Kenapa Fanatisme Bisa Terjadi?
Kurangnya pemahaman yang bagus terkait ajaran agama berhasil menciptakan realitas sosial yang kacau. Jadi, seolah-olah apa yang diajarkan oleh agama, tidak direalisasikan. Kenapa bisa begitu, padahal kita semua taat beribadah?

Ini karena adanya pergeseran pemahaman yang membuat orang-orang nganggep kedudukan agama bukan lagi sekedar pedoman, tapi identitas komunal yang eksklusif.

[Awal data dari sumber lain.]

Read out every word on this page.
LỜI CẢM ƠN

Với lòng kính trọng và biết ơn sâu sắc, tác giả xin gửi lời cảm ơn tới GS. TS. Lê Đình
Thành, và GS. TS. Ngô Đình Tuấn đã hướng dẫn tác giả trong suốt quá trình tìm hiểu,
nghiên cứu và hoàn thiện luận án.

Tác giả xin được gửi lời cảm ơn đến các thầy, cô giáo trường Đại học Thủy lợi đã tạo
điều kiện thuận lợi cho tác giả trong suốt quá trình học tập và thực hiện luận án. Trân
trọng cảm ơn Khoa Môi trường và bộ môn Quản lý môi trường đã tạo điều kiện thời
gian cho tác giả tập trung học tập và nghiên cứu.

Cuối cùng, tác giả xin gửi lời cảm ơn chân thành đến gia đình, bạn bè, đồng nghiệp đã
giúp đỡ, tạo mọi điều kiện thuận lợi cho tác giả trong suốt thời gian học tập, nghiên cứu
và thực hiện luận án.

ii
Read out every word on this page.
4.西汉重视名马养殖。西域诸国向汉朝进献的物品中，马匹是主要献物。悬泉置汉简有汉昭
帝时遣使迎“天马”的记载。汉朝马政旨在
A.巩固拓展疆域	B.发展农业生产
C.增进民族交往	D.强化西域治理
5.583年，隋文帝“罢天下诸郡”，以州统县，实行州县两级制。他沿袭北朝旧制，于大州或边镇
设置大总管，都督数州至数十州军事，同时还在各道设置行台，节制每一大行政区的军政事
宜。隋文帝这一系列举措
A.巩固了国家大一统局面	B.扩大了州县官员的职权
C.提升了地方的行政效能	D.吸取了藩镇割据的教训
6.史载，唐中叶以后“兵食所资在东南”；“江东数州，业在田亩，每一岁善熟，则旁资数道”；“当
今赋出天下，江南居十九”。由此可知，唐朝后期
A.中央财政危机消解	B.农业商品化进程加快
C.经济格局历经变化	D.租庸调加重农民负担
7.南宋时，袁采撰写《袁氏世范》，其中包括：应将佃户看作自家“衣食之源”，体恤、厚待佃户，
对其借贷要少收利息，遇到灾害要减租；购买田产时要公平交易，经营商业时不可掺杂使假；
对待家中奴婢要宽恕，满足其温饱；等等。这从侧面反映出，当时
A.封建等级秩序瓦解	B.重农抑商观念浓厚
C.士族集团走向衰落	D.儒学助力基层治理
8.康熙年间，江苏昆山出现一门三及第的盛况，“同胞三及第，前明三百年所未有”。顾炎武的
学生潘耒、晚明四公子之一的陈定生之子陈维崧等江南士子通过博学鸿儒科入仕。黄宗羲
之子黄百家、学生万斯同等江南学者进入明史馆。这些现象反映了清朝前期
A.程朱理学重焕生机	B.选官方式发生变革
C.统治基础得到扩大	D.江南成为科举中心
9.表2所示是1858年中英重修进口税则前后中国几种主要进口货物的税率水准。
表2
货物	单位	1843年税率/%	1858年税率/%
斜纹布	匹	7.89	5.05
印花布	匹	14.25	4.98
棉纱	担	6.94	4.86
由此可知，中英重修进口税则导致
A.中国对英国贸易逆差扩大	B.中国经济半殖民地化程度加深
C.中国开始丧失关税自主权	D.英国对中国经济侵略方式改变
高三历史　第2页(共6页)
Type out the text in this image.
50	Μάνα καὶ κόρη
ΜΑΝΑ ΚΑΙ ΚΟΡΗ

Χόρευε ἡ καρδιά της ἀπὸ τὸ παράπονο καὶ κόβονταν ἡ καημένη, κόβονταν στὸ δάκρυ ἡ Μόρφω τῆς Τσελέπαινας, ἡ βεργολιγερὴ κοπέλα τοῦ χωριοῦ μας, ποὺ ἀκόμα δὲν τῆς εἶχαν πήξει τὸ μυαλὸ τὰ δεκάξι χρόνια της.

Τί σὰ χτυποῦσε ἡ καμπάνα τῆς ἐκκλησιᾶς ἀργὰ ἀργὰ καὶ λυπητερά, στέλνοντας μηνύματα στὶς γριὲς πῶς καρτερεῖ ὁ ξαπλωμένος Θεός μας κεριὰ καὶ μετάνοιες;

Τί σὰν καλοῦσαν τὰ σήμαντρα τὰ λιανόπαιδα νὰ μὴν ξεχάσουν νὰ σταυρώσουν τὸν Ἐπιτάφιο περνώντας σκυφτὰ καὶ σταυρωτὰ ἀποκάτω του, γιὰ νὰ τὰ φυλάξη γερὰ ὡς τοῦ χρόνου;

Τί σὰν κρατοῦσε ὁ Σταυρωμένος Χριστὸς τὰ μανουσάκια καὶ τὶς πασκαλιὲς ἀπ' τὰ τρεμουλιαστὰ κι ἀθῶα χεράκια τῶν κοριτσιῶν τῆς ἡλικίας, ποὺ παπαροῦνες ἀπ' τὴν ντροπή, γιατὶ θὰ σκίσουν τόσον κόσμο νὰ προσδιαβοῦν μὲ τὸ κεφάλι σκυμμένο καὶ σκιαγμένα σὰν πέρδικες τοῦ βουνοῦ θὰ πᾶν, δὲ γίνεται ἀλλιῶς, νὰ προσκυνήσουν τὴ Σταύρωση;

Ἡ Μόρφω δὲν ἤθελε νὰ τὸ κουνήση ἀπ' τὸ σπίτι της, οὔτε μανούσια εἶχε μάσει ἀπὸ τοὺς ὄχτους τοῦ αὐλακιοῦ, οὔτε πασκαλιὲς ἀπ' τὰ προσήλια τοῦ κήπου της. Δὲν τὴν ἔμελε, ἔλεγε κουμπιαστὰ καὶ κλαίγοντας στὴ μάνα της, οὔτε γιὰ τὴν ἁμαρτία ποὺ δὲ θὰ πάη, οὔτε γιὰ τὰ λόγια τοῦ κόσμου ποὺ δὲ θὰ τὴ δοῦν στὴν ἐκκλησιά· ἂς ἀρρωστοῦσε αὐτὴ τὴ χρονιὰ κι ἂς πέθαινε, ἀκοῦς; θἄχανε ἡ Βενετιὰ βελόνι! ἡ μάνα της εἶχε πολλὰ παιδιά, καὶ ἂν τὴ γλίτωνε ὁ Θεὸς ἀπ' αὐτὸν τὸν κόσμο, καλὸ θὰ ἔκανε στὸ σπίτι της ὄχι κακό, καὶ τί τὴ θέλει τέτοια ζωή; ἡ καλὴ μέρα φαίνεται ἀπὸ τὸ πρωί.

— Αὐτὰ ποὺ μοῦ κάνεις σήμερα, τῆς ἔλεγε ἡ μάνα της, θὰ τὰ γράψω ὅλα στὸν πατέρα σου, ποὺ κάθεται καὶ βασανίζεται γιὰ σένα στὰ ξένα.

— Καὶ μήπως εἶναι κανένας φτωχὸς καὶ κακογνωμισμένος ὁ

Apa itu identitas komunal yang eksklusif? Simpelnya, kita menganggap agama adalah penanda kelompok kita. Dan agama menjadi tolak ukur seseorang harus masuk kelompok mana. Ini membuat solidaritas hanya terbentuk untuk sesama anggota, bukan sesama manusia. Disinilah benih-benih fanatisme bisa muncul.

Fanatisme adalah keyakinan yang terlalu kuat terhadap satu ajaran, dalam hal ini agama. Melafalkan ajaran agama kita masing-masing sebenarnya satu hal yang wajib. Tapi bagaimana pun, agama adalah suatu ilmu. Ilmu itu ngak ada habisnya, ngak ada ujungnya.

Sama halnya ketika kita nyari definisi dari sebuah kata. Banyak ahli yang memberikan definisinya masing-masing. Apakah kalau kita hanya suka satu ahli, artinya definisi dari ahli yang lain adalah salah? Ngak, kan?

Jadi, sangat salah kalau kita mengganggap agama kita paling benar.

Ketimpangan Antara Ajaran Agama dan Praktik Umat
Perihal fanatisme, aku yakin ngak ada satupun kitab suci yang berani mengklaim  isi kitabnya lah yang paling benar. Setiap kitab suci menyampaikan berbagai hal yang berkaitan dengan fanatisme.

Dalam Islam:
QS. Al-An'am: 108
"Dan janganlah kamu memaki sesembahan yang mereka sembah selain Allah, karena mereka nanti akan memaki Allah dengan melampaui batas tanpa dasar pengetahuan."

Dalam Kristen:
Matius 7:1-2
"Jangan kamu menghakimi, supaya kamu tidak dihakimi. Karena dengan penghakiman yang kamu pakai, kamu akan dihakimi."

Dalam Hindu:
Rig Veda 1.164.46
"Ekam sat vipr bahudh vadanti"
Artinya: "Kebenaran itu satu, namun para bijak menyebutnya dengan berbagai nama."

Dalam Buddha:
Majjhima Nikaya 95: Canki Sutta
"Seseorang tidak boleh menyatakan bahwa hanya inilah kebenaran, dan yang lainnya salah, hanya karena suatu keyakinan diwariskan secara turun-temurun."

Dalam Konghucu:
Mengzi (Mencius) VII.A.4
"Jangan berkata, 'Hanya ajaranku yang benar.' Periksalah dirimu apakah kau telah menjalankan kebajikan itu."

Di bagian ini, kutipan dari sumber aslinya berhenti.